Au micro se succèdent des élus locaux dont le député-maire de Hyères, Jean-Pierre Giran, porte parole de Juppé dans le Var, qui cite tous les présidents de la Vème République en oubliant Chirac ! « Ce qui me bouleverse ce n’est pas que tu m’aies menti c’est que désormais je ne pourrai plus jamais te croire », Jean Léonetti, député-maire d’Antibes, cite Nietzche et précise qu’« Alain Juppé ne mentira pas aux Français ! »
19h46
Sarkozy retrouve sa panoplie de flic : « Le premier défi, c’est l’autorité. » Et « la peine, la première des préventions ». Mieux que les peines-plancher : « Au 4e délit, tout délinquant verra sa peine augmenter de 25 %. Au 5e, de 50 % »… Et face au terrorisme, il promet un « référendum » pour « mettre en rétention administrative toute personne dont la dangerosité est préoccupante ». Quant au « délinquant étranger, à la minute où il sort de prison, il faut qu’il soit mis dehors ». La « majorité silencieuse » exulte : « La racaille dehors ! »
« C’est toi le patron Hubert ! », hurle une personne dans la salle lorsque Falco monte à la tribune. « Le Var n’appartient à personne ! », prévient le sénateur-maire de Toulon visant Sarko.
20h00
A l’école, le petit Nicolas veut « des notes, des récompenses, des sanctions ». Et des « internats pour les perturbateurs. Si les parents refusent, on leur supprimera les allocations ». La « majorité silencieuse » explose : « Les arabes dehors ! » Et n’en peut plus quand est promis le retour du « service militaire ».
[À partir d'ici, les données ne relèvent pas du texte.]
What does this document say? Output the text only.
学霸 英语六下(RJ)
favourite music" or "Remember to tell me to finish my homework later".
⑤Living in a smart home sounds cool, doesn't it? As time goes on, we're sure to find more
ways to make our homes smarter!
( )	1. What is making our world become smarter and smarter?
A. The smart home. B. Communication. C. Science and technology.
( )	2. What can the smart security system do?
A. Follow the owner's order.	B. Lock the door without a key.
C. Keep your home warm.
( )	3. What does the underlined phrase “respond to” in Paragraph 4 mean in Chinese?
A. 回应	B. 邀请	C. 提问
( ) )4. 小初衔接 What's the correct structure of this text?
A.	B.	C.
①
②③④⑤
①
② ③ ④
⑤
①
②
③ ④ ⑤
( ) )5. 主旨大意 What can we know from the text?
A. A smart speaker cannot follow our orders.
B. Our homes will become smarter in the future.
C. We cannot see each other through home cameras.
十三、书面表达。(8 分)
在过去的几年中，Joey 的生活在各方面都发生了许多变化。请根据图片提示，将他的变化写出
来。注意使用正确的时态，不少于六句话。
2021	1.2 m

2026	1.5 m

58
Falco comme les autres ironise sur « nos ancêtres les Gaulois ».
20h04
Ça y est, on rentre dans le dur : « Je sais dans quelle ville je suis. J’aime la tolérance, la différence. Mais on a oublié qui nous sommes. Et cédé devant la tyrannie d’une minorité. Avec le burkini, c’est quoi, l’accommodement ? La moitié du burkini ? Et avec le voile ? » Et, au nom de la défense du « droit des femmes », Sarkozy martèle : « Ici, c’est la France ! » La « majorité silencieuse » hurle : « Et ceux qui sont pas contents, ils dégagent ! »
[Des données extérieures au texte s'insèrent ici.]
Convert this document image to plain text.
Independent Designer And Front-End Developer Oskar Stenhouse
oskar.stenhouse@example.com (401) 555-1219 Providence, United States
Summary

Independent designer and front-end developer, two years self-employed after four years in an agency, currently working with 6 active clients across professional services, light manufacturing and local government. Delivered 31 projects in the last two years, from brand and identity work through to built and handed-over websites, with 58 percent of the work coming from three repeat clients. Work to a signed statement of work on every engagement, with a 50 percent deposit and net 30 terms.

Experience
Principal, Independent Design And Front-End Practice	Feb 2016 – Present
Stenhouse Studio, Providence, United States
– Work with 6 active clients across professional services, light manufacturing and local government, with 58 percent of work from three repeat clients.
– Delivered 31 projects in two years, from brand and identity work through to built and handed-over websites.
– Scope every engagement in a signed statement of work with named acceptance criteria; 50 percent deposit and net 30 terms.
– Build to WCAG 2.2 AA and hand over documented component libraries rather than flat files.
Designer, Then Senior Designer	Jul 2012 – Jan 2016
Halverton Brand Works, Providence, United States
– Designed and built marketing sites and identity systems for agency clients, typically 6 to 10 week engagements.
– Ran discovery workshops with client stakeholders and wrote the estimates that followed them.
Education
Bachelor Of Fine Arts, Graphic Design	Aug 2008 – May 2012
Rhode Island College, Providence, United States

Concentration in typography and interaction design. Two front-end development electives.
Standing ovation pour le propagandiste de « l’identité heureuse ». Juppé remercie chaudement Falco, un soutien dont il se souviendra « sur la durée ». Tacle Hollande : « une France dont le président pèse… 4 % ! » Il insiste sur l’importance d’une primaire « ouverte à tous » mais a conscience que pour la présidentielle « il faudra mouiller la chemise… car quand on est à 4 % on ne peut que remonter ». Les JATDVAJ twittent à mort !
20h10
« NS » attend une accalmie pour glisser : « Certains ont un problème avec les Gaulois. Moi, je n’ai aucun problème avec l’islam. Mais nos racines sont judéo-chrétiennes. Et quand on vit en France, on vit comme un Français. Et si on ne veut pas, on n’est pas obligé de vivre en France ! » La « majorité silencieuse » n’a plus de mot. Pour l’achever, on lui promet un « référendum pour suspendre le regroupement familial ».
« La sécurité est la première des grandes libertés républicaines » : Juppé veut rétablir les RG et propose 10 000 policiers de plus. Il dit oui aux étudiants étrangers, oui à l’établissement d’un quota d’immigration comme « au Canada », oui au regroupement familial mais sous condition de ressources. Oui à l’accueil de réfugiés dans les villes mais par petites unités « ainsi les Français ouvrent leur cœur ». Tout le monde n’applaudit pas, on est dans le Var tout de même !
20h25
Le social, l’économie, Sarkozy les expédie. C’est l’heure de la Marseillaise. La « majorité silencieuse » la massacre consciencieusement. Toujours un peu en retard. Toujours à contre temps.
« La Laïcité c’est d’abord garantir la liberté de religion […] Mais toute religion doit respecter les lois de la République. Il n’y a pas de place pour la Charria en France. » Forts applaudissements, on est dans le Var tout de même !
20h39
Pendant que la « majorité silencieuse » est interrogée par un collègue, Muselier, lui n’arrive pas à se débarrasser des mamies qui le harcèlent pour un selfie, un autographe et plus si affinités…
« Que se passe-t-il ? Vous êtes en train de me déconcentrer ! », lance Juppé à un homme du public, sûrement un agent de sécurité avant de reprendre sur le plein emploi. Pour tous les autres sujets, il donne rendez-vous au Zénith [de Toulon] pour en parler ! Se posant ainsi en vainqueur de la primaire. Et de conclure par une anaphore, comme en écho : « Je ferai TOUT pour que la France optimiste emmène dans son élan la France morose […] Je ferai TOUT pour que la France soit une, […], fière de ses valeurs, heureuse de retrouver le bonheur de vivre ensemble […] »
20h55
Drapeaux en berne, « la majorité silencieuse » attend le tram. Sans mot dire. Mais en en pensant pas moins…
Falco se colle à la droite de Juppé pour entonner la Marseillaise. « Il faut encore qu’il muscle son discours, à la Chirac ! », nous lance notre médecin dans un dernier clin d’œil.